We’re on a bit of a roll here lately with examples of AR without ‘practical’ functionality; for creative expression, exploration and potential as a medium to deliver immersive narrative. Hats off to you, Georgia Tech, you pump out these fantastic ideas like a factory! You can see this, and other projects from the Augmented Environments Lab at their website.
A final project for DVFX 2009 at Georgia Tech. The video is an advertisement for a Georgia Tech Augmented Environments Lab project to create an augmented reality storytelling application. One of the examples for this project was Alice in Wonderland, which serves as a basis for our video.
It’s been a while since we’ve seen some AR magic or ARt, hasn’t it? Here’s some projection work by “virtual magician” Marco Tempest in Tokyo. It’s really refreshing to see some augmented reality that retracts back into the magic (magic as mystery, not performance entertainment, though it is coincidentally so) of technology.
First thing I pulled from my fishing nets this morning was a nice matome/roundup of computer vision demos on Youtube which included a demo for “BriefCam”. The narration was a bit painful to go through, but the demo itself was impressive. BriefCam indexes, summarizes, and compresses events in video logs from surveillance cameras in a way I can’t quite explain ((maybe that’s why the narration was in staccato)), and most certainly sparked my imagination in terms of the future of computer vision capabilities in augmented reality environments — particularly the possibilities of compressing perception of time.
“This video shows an augmented reality application we have developed to use as an experimental testbed for evaluating what components of an AR experience contribute to a user feeling “present” or immersed.

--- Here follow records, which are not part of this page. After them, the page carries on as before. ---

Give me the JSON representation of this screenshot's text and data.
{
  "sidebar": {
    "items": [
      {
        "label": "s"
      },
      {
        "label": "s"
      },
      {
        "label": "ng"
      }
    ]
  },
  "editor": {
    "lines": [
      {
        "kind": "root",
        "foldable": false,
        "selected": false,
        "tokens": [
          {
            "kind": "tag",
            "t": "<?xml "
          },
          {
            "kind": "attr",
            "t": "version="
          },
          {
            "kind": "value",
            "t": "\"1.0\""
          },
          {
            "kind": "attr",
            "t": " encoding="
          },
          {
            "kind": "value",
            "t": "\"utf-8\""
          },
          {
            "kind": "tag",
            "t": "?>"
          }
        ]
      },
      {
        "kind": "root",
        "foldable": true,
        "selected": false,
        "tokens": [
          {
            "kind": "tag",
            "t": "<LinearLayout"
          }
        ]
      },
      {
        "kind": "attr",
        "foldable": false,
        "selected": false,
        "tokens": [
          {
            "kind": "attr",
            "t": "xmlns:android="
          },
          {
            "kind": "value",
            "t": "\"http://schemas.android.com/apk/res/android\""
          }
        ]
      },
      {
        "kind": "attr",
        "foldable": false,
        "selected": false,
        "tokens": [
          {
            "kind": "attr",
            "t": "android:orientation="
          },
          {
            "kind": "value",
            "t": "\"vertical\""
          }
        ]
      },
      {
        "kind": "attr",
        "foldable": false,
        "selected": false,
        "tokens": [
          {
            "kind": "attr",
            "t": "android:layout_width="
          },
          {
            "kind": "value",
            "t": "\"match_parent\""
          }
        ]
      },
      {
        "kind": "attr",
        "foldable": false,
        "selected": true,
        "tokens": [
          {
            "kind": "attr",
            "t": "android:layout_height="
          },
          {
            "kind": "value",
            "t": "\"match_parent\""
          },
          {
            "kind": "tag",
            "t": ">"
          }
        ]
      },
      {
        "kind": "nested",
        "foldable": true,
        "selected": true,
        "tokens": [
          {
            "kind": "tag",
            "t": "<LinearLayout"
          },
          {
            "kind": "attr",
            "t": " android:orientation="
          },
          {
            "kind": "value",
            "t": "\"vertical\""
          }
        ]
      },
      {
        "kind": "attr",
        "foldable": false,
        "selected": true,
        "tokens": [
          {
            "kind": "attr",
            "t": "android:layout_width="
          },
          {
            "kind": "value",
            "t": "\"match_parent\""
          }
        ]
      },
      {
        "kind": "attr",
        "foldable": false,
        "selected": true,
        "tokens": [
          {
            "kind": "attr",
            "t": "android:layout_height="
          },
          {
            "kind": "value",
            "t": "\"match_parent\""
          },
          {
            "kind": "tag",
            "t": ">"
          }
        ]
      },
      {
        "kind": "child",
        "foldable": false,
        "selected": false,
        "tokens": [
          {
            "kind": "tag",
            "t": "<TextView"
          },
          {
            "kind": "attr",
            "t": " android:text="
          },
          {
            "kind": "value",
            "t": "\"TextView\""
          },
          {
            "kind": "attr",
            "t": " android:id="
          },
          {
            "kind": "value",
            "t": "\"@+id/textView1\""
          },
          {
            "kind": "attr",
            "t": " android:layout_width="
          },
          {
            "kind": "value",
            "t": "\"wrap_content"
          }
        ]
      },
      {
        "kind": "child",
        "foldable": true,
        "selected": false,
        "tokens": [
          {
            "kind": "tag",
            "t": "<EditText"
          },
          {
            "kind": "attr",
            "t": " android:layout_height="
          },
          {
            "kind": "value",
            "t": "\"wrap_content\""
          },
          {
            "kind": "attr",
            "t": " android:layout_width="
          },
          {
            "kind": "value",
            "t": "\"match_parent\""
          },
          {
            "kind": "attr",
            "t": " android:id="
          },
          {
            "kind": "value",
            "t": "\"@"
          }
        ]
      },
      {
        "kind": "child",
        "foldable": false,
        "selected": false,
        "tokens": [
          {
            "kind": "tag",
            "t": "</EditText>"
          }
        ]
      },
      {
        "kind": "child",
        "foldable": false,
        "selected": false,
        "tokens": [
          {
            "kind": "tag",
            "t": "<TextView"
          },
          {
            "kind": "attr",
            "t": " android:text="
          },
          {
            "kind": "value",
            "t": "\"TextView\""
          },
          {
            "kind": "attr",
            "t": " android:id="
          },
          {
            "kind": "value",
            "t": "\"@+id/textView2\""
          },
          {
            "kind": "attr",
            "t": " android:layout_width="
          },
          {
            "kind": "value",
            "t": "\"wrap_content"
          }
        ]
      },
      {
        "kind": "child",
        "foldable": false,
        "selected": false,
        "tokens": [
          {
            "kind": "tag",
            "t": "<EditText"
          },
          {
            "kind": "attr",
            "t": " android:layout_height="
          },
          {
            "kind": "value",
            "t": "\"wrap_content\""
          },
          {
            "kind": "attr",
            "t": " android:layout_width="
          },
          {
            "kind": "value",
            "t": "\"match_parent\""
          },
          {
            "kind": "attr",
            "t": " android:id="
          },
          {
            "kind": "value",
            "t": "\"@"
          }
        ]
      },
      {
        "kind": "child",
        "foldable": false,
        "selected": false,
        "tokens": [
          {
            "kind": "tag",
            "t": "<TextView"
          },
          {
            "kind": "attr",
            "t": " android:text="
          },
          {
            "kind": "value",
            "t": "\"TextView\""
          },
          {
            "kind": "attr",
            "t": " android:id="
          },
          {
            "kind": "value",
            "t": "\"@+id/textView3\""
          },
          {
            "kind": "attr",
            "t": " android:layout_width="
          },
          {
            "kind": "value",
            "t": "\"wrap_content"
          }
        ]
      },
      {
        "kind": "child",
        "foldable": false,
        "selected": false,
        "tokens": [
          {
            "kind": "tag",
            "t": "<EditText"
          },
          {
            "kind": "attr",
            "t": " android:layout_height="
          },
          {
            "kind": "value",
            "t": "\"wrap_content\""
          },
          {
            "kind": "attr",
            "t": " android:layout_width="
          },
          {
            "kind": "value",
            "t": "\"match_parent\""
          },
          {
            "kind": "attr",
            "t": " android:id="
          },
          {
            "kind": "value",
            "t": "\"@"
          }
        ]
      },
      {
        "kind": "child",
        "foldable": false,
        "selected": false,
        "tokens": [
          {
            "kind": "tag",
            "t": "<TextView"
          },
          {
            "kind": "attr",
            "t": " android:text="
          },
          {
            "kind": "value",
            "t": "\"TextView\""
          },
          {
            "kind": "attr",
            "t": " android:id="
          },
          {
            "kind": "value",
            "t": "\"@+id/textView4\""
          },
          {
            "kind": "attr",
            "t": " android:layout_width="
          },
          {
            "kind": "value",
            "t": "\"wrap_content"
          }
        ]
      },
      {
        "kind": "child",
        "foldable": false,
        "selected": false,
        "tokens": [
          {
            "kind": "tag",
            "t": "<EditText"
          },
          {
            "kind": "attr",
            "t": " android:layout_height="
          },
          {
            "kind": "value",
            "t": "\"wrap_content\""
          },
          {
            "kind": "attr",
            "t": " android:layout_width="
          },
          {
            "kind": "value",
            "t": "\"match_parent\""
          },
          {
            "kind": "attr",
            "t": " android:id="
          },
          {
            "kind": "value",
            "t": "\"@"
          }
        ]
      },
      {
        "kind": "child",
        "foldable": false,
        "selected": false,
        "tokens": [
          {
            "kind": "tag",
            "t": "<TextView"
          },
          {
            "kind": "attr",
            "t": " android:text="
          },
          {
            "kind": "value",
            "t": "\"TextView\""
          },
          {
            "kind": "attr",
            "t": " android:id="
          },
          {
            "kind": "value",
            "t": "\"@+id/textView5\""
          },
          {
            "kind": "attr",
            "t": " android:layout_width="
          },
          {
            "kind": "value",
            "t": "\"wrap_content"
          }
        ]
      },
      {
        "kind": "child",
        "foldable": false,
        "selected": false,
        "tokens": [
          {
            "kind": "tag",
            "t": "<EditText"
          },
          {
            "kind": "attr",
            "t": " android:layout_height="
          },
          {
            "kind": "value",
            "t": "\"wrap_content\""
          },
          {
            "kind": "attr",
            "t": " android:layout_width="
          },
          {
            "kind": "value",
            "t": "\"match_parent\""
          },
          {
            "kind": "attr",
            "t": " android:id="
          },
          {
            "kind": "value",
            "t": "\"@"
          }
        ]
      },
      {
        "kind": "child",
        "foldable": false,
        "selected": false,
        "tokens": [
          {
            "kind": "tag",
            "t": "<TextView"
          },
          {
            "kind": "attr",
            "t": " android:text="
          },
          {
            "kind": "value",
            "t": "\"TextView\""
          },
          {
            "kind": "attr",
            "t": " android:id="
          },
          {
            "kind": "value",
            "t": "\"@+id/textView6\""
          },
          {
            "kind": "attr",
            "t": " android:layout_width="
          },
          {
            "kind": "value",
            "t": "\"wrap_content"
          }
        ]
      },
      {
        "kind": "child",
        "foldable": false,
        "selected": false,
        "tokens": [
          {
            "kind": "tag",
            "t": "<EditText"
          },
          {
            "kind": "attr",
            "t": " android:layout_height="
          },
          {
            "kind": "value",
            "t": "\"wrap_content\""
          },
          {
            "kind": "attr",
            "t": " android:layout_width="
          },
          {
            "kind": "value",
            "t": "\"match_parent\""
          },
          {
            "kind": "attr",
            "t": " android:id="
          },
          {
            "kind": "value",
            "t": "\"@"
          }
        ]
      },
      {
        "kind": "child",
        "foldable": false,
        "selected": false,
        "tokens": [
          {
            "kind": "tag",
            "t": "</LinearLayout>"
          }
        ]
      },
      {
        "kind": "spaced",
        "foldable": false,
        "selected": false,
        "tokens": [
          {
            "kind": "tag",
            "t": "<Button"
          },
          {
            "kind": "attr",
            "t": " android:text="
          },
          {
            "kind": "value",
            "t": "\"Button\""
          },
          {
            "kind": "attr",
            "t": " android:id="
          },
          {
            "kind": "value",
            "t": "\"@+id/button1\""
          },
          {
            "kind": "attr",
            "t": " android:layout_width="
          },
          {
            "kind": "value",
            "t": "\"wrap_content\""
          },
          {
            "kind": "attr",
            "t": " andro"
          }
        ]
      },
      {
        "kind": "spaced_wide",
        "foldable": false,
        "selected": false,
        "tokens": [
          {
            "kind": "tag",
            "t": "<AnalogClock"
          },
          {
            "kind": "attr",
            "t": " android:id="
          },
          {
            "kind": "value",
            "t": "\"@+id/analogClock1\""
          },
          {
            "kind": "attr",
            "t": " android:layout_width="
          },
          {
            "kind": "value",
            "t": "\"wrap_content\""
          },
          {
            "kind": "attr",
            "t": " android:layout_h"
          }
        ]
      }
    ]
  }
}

In this experiment the participants are presented with a virtual hole that drops three stories and are asked to perform tasks around this “pit.” Their heart rate, galvanic skin response, and skin temperature are measured while the participant is shown different versions of the pit. The goal is to develop quantitative and qualitative methods for measuring how immersed a user is in an AR experience and to develop guidelines for people building AR applications.”
This is really cool. I’m always interested to see experiments related to the psychological effect of AR and mixed reality in general. Their website contains a little library of publications related to their research in AR as well.